Das ist nur einer der Vorteile des digitalisierten Waldes. «Das Projekt soll keinesfalls von realen Waldspaziergängen abhalten, sondern diesen zu neuem Interesse verhelfen», sagt Rosset. Statt zu Hause auf der Couch können Benutzer mit einem Smartphone direkt im Wald vom Programm lokalisiert werden und erhalten eine Art «Zeitfenster», wie die Gegend vor Jahren aus den gleichen Blickwinkeln ausgesehen habe. «So lassen sich auch an Ort und Stelle die Veränderungen verfolgen», so Rosset. In einem weiteren Schritt sind didaktische Rundgänge geplant – herkömmliche Infotafeln würden damit überflüssig, stattdessen sind die Informationen über das Smartphone abrufbar.

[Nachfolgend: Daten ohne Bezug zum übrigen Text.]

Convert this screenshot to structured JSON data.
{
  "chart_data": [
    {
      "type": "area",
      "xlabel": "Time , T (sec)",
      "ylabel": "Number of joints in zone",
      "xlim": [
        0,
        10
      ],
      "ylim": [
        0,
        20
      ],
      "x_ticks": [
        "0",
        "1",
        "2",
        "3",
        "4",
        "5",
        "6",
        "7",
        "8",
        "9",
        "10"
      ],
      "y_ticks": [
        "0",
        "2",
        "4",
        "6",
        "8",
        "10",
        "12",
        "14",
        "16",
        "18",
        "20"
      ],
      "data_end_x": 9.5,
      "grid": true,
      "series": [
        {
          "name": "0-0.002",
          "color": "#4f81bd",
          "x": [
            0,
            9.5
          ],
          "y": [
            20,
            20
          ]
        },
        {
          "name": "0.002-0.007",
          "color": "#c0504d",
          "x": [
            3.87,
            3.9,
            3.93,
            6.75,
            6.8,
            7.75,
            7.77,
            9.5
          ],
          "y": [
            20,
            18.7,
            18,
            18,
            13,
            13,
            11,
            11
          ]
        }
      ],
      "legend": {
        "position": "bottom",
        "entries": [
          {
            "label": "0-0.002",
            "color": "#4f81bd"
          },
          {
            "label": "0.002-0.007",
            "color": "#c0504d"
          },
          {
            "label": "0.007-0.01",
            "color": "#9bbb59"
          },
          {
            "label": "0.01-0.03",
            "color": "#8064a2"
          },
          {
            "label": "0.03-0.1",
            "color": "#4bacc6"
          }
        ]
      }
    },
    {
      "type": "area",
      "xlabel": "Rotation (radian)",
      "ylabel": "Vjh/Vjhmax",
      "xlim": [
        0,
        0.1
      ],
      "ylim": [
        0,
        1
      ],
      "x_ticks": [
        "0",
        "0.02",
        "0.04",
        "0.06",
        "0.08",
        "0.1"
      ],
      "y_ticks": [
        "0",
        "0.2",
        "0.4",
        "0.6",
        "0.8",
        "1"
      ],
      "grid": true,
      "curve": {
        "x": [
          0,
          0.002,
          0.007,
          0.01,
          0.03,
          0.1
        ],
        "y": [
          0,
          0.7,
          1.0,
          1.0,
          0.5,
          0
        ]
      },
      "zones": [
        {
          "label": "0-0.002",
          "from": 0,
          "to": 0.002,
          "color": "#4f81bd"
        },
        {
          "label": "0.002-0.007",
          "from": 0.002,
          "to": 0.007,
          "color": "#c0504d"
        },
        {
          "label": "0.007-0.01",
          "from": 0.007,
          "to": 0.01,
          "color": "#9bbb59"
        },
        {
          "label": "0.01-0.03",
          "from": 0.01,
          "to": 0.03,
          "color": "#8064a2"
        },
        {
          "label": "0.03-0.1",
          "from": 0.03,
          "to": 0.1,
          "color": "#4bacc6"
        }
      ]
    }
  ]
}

Es gibt noch viel zu tun für Rosset, denn seine Arbeit werde immer gefragter. «Wir erhalten Anfragen aus der ganzen Schweiz, um weitere Waldstücke zu digitalisieren.» Der Wald sei wie ein offenes Buch, man muss es nur zu lesen wissen, so der Professor während des Rundgangs. Moderne Technologie könne vieles vereinfachen. Bereits heute kann man in der Forstwirtschaft Pläne des Waldes und damit deren Bestände online abrufen. So macht die Digitalisierung auch vor dem Wald, einem der letzten Rückzugsorte unserer Zeit, keinen Halt.